Carriages piled into each other and overturned in Wednesday’s crash, smoke billowing from the wreckage of mangled steel and smashed windows as bodies were laid out under blankets along the tracks.
State railway company Renfe said it was too early to determine the cause but several media outlets and eyewitnesses said the train carrying 218 passengers and four crew was speeding.
The train came off the tracks on a curve on Wednesday at 8.42 pm, as it was about to enter Santiago de Compostela station in the northwestern region of Galicia.
One of the drivers who became trapped in the cab after the accident told railway officials by radio shortly after the crash that the train had taken the bend at 190km/h an hour, unidentified investigation sources told El Pais newspaper.
“I hope no one died because it will weigh on my conscience,” he said, according to the paper’s online edition.
The video footage, which the Spanish railway authority Adif said probably came from one of its cameras, shows the train carriages start to buckle soon into the turn.
After impact, witnesses said a fire which engulfed passengers trapped in at least one carriage most likely from the diesel fuel carried in the locomotive units.
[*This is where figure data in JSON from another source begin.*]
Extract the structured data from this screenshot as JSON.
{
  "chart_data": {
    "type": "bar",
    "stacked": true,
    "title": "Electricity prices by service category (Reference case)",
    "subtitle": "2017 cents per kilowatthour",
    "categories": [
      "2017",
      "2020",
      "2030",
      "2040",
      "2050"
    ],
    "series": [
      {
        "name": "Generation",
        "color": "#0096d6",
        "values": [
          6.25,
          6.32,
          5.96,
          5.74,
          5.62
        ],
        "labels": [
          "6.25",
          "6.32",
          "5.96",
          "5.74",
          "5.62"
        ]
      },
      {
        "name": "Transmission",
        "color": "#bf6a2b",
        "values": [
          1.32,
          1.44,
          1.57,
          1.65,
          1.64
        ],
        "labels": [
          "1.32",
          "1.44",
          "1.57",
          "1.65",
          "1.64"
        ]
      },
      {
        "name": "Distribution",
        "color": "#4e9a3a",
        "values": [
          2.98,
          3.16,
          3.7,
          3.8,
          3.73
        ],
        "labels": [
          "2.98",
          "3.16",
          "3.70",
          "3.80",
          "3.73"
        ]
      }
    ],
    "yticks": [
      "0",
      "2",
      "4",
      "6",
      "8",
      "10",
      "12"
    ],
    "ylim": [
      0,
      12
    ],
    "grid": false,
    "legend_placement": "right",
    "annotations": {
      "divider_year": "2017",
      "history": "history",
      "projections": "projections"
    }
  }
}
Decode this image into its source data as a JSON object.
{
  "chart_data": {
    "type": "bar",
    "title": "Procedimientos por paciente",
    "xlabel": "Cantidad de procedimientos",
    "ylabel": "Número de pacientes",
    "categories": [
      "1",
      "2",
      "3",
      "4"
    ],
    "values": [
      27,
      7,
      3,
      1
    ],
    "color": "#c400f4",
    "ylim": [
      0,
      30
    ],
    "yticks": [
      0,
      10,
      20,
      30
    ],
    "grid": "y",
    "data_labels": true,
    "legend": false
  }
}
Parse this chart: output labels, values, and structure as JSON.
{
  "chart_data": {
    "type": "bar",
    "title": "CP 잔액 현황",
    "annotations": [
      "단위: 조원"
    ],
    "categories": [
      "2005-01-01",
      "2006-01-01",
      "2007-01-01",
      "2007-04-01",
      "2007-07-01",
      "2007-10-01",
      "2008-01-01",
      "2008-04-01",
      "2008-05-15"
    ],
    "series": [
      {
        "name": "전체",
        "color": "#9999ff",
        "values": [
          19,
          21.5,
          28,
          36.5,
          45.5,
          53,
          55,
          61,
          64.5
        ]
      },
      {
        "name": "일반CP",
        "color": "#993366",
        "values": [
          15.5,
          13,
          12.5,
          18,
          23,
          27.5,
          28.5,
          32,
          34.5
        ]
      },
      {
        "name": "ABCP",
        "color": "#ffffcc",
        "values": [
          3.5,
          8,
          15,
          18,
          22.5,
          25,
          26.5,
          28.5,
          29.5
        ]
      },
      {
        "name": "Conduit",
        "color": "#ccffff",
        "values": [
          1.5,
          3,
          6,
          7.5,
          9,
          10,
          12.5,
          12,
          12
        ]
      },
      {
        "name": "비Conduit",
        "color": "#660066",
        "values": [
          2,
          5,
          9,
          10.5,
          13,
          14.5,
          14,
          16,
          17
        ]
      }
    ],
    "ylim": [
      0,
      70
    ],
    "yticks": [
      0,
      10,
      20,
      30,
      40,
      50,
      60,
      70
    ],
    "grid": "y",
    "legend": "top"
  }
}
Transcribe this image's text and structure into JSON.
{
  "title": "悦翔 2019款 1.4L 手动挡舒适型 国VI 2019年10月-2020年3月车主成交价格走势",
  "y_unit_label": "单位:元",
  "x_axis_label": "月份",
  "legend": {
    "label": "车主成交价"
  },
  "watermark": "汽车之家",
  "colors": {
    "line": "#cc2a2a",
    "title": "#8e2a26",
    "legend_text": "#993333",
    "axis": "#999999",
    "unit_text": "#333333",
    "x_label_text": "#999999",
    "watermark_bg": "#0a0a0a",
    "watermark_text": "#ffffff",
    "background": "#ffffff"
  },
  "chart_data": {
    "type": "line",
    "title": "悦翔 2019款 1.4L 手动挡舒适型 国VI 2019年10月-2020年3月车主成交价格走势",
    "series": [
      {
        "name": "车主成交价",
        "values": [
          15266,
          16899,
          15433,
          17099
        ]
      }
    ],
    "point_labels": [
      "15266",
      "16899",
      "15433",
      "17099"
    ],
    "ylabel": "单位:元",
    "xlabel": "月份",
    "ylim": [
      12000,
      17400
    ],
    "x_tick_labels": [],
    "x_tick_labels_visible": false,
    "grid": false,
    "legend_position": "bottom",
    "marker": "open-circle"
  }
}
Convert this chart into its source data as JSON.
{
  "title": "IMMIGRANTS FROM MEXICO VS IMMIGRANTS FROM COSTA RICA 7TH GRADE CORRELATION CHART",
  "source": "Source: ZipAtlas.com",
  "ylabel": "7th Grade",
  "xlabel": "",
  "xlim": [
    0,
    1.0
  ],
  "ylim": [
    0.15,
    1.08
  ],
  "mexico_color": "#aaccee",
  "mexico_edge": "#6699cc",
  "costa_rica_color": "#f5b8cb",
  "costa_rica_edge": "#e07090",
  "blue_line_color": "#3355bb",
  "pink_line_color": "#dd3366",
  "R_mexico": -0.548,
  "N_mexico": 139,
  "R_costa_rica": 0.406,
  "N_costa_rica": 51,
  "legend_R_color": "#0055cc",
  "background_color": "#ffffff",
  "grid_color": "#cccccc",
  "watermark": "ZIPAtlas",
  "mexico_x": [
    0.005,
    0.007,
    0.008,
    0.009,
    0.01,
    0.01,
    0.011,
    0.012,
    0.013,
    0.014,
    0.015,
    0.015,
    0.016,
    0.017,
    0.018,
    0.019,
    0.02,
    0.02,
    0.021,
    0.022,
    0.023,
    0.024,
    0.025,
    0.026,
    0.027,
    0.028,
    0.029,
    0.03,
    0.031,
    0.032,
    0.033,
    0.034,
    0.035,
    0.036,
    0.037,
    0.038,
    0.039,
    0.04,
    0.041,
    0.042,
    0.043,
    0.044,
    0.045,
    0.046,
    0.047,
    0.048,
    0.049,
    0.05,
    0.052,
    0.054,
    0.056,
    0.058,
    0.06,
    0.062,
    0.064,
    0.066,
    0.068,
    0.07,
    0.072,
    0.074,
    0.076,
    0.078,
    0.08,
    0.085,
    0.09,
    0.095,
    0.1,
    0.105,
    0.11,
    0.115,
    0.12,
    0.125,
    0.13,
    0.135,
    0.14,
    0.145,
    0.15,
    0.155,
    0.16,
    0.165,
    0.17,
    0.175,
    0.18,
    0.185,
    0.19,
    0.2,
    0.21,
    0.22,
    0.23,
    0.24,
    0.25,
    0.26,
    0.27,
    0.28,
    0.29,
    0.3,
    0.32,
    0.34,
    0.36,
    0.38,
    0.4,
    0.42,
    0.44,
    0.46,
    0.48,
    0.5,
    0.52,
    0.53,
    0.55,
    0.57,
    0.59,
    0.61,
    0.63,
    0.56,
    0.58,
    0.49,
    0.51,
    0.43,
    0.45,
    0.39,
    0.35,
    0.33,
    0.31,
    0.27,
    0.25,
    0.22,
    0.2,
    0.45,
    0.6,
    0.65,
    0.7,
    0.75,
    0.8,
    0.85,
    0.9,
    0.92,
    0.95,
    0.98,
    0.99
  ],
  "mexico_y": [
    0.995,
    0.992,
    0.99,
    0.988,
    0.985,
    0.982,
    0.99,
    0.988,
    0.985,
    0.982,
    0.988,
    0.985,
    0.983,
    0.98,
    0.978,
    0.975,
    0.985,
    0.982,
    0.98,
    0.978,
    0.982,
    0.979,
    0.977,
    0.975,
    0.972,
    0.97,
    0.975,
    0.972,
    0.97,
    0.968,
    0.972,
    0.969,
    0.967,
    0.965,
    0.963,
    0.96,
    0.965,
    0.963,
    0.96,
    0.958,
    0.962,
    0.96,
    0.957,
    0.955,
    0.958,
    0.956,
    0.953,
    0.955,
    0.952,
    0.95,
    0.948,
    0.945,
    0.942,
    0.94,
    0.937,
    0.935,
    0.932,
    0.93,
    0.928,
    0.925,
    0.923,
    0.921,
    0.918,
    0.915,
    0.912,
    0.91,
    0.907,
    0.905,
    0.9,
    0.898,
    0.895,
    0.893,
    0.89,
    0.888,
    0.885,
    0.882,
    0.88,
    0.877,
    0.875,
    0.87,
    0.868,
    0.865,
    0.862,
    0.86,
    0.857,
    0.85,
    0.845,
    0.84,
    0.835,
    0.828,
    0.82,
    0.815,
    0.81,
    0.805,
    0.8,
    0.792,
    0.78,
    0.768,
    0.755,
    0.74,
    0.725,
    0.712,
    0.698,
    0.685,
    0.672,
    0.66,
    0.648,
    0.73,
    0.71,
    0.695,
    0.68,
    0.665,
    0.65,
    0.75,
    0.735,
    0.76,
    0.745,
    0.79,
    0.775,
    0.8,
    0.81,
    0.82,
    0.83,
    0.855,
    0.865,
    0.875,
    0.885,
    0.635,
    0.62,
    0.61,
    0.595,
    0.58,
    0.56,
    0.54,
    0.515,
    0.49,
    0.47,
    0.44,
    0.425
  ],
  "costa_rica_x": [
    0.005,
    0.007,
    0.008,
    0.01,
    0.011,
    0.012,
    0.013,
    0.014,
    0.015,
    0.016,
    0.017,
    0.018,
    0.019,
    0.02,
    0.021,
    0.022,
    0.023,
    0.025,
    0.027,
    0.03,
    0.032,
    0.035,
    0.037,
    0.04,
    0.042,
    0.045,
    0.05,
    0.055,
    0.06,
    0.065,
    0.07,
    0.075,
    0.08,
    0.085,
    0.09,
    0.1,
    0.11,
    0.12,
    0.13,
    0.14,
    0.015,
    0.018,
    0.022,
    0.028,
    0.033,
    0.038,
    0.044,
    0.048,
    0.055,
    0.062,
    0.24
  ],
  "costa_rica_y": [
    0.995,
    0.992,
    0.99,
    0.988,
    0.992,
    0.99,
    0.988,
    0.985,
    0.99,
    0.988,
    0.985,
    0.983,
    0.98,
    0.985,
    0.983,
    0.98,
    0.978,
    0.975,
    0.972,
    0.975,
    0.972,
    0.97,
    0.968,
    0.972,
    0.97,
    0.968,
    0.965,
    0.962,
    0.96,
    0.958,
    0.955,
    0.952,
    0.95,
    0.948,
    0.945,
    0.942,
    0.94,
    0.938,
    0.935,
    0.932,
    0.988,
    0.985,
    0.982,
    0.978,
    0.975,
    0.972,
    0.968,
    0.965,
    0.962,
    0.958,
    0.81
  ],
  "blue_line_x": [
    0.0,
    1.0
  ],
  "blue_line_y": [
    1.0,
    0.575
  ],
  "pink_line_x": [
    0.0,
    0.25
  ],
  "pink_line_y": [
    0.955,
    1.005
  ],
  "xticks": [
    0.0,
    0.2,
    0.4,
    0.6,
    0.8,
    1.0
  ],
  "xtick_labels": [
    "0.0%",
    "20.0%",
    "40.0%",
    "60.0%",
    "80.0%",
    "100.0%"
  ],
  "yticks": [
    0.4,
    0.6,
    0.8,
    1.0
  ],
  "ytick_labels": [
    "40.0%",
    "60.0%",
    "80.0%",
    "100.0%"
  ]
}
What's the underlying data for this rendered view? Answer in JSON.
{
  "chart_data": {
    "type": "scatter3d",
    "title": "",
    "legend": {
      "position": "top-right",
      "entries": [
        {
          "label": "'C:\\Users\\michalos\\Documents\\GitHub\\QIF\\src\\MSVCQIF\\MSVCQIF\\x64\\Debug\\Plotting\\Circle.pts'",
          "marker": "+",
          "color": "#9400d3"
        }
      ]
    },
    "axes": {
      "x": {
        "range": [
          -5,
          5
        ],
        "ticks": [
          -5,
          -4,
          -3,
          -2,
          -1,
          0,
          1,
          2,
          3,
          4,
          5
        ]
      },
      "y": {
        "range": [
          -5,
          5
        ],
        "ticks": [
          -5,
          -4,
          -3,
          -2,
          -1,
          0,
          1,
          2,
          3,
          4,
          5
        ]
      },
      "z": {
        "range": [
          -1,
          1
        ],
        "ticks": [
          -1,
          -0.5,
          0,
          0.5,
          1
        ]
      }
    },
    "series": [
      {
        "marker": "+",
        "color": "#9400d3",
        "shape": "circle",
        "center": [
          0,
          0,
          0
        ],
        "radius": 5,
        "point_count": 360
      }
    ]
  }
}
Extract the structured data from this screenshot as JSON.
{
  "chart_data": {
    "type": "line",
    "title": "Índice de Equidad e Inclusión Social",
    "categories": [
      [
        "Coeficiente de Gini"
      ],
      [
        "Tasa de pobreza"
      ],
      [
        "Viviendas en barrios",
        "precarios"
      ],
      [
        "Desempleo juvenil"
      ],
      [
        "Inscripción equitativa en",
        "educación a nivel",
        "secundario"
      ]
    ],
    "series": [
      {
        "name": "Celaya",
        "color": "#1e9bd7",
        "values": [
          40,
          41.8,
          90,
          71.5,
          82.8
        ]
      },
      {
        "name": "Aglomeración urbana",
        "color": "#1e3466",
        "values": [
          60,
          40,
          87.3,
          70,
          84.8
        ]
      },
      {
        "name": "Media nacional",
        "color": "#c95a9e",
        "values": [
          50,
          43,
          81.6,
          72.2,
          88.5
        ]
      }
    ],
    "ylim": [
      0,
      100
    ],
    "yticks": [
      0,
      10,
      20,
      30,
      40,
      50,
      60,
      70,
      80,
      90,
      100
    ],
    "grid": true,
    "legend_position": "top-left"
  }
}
“I saw the train coming out of the bend at great speed and then there was a big noise,” said one eyewitness who lives beside the train line, Consuelo Domingues. “Then everybody tried to get out of the train.”
Spanish Prime Minister Mariano Rajoy, a native of Santiago de Compostela, visited the scene of the accident on Thursday and declared three days of mourning.
King Juan Carlos and Crown Prince Felipe called off their public engagements out of respect for the victims.
Rescue workers spent the night searching through smashed carriages alongside the tracks.
Hundreds of local residents and tourists attended a nearly two-hour mass in the city’s imposing cathedral to pray for the victims.
Pope Francis called for prayers, while France, Poland, Italy and the European Union sent their condolences.
The accident is the third large rail disaster this month after six people died in a passenger train derailment near Paris on July 12, and 47 were killed when an oil train derailed and exploded in Canada on July 6.